As she points out elsewhere in her column (actually it is the point of her column) that this characterization of the "typical Muslim terrorist" is not reflected in truth.
...A blunter answer comes from Marc Sageman of the University of Pennsylvania. He studied hundreds of al- Qaeda recruits. Most, he found, were upper or middle class, in their mid-20s, and alienated from society. For them, radical extremism supplied an answer to the problem of identity. "They become separated from traditional bonds and culture, and drift to the mosques more for companionship than for religion." Extremists offer them an all-encompassing explanation for their feelings. "They hear this narrative, this script, about the corruption of the West, and it seems to make sense to them." Terrorism turns them from a nobody without a purpose to a somebody with a destiny.
narcissism being the root cause for terror is a far bigger (and contentious) point for me to carry on with here so I will go back to my original point of mental constructs.
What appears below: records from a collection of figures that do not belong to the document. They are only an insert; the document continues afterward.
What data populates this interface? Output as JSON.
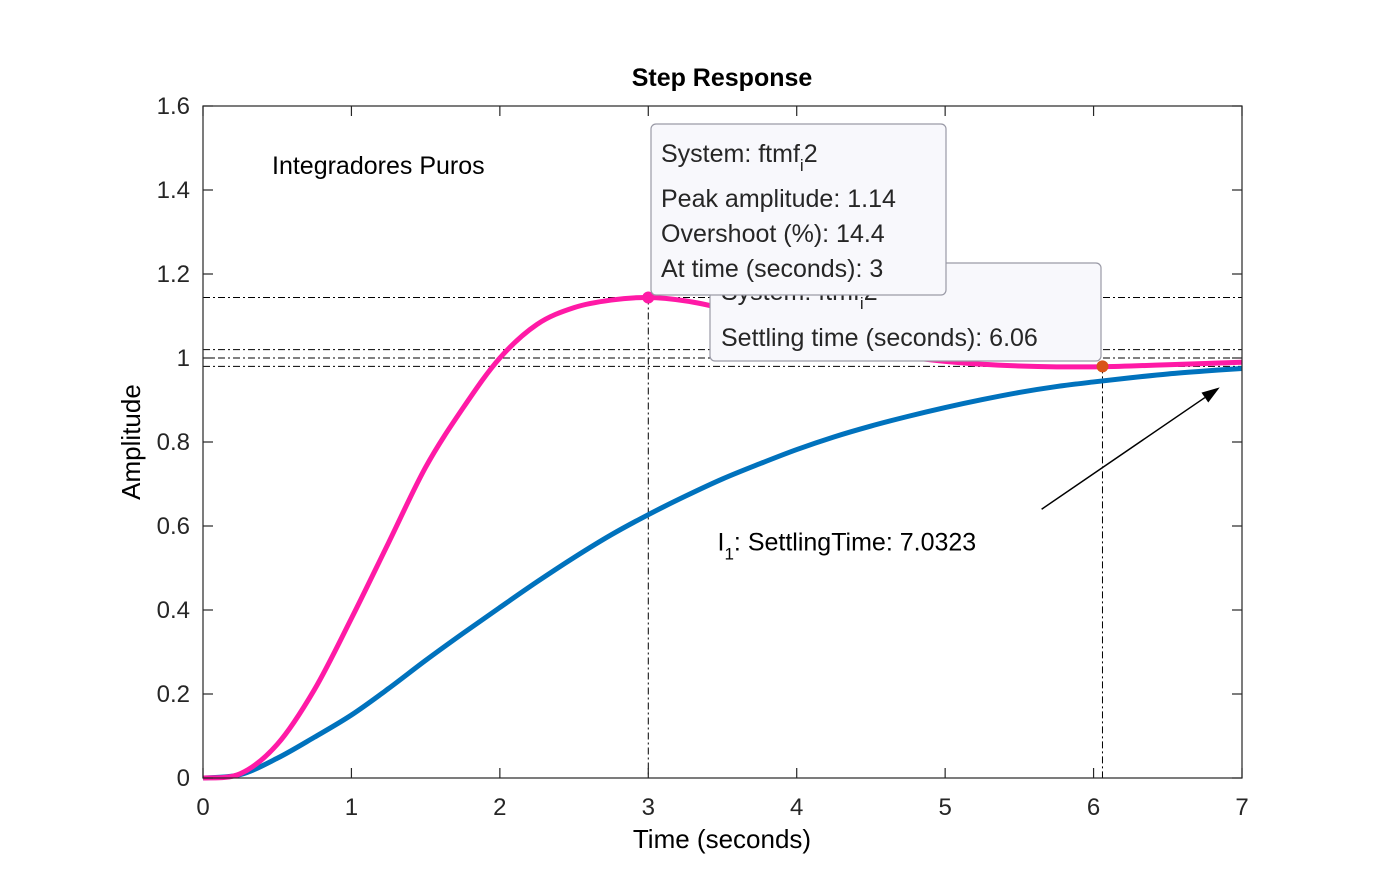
{
  "chart_data": {
    "type": "line",
    "title": "Step Response",
    "xlabel": "Time (seconds)",
    "ylabel": "Amplitude",
    "xlim": [
      0,
      7
    ],
    "ylim": [
      0,
      1.6
    ],
    "x_ticks": [
      "0",
      "1",
      "2",
      "3",
      "4",
      "5",
      "6",
      "7"
    ],
    "y_ticks": [
      "0",
      "0.2",
      "0.4",
      "0.6",
      "0.8",
      "1",
      "1.2",
      "1.4",
      "1.6"
    ],
    "grid": false,
    "series": [
      {
        "color": "#0072BD",
        "x": [
          0,
          0.25,
          0.5,
          0.75,
          1,
          1.25,
          1.5,
          1.75,
          2,
          2.25,
          2.5,
          2.75,
          3,
          3.25,
          3.5,
          3.75,
          4,
          4.25,
          4.5,
          4.75,
          5,
          5.25,
          5.5,
          5.75,
          6,
          6.25,
          6.5,
          6.75,
          7
        ],
        "y": [
          0,
          0.008,
          0.047,
          0.097,
          0.15,
          0.213,
          0.28,
          0.344,
          0.406,
          0.467,
          0.525,
          0.579,
          0.627,
          0.671,
          0.712,
          0.748,
          0.782,
          0.812,
          0.838,
          0.861,
          0.882,
          0.901,
          0.918,
          0.932,
          0.943,
          0.953,
          0.962,
          0.969,
          0.975
        ]
      },
      {
        "color": "#FF1AA6",
        "x": [
          0,
          0.25,
          0.5,
          0.75,
          1,
          1.25,
          1.5,
          1.75,
          2,
          2.25,
          2.5,
          2.75,
          3,
          3.25,
          3.5,
          3.75,
          4,
          4.25,
          4.5,
          4.75,
          5,
          5.25,
          5.5,
          5.75,
          6,
          6.25,
          6.5,
          6.75,
          7
        ],
        "y": [
          0,
          0.01,
          0.08,
          0.21,
          0.38,
          0.56,
          0.74,
          0.88,
          1.0,
          1.08,
          1.12,
          1.138,
          1.144,
          1.136,
          1.118,
          1.094,
          1.067,
          1.042,
          1.02,
          1.003,
          0.992,
          0.985,
          0.981,
          0.979,
          0.979,
          0.981,
          0.984,
          0.987,
          0.99
        ]
      }
    ],
    "reference_lines": {
      "horizontal": [
        1.144,
        1.02,
        1.0,
        0.98
      ],
      "vertical": [
        3,
        6.06
      ]
    },
    "markers": [
      {
        "x": 3,
        "y": 1.144,
        "color": "#FF1AA6"
      },
      {
        "x": 6.06,
        "y": 0.98,
        "color": "#D95319"
      }
    ],
    "text_annotation": {
      "text": "Integradores Puros",
      "x": 0.47,
      "y": 1.45
    },
    "arrow_annotation": {
      "label_main": "I",
      "label_sub": "1",
      "label_rest": ": SettlingTime: 7.0323",
      "label_x": 3.5,
      "label_y": 0.57,
      "from_x": 5.65,
      "from_y": 0.64,
      "to_x": 6.85,
      "to_y": 0.93
    },
    "datatips": [
      {
        "anchor_x": 6.06,
        "anchor_y": 0.98,
        "line1_main": "System: ftmf",
        "line1_sub": "i",
        "line1_rest": "2",
        "line2": "Settling time (seconds): 6.06"
      },
      {
        "anchor_x": 3,
        "anchor_y": 1.144,
        "line1_main": "System: ftmf",
        "line1_sub": "i",
        "line1_rest": "2",
        "line2": "Peak amplitude: 1.14",
        "line3": "Overshoot (%): 14.4",
        "line4": "At time (seconds): 3"
      }
    ]
  }
}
For those opposed to Anglospherian Foreign Policy a fine line is walked in reaction to terrorism. By convincing ourselves that terrorists are poor and disenfranchised it is only a hop-skip-and-a-jump to an understanding of "asymmetrical warfare". It is not terrorism you see, it is the only warfare available to them. Your opposition to the AFP (if I may coin an acronym) leads you to the conclusion that "they had it coming" - so precariously close to justification and becoming part of the 1/7.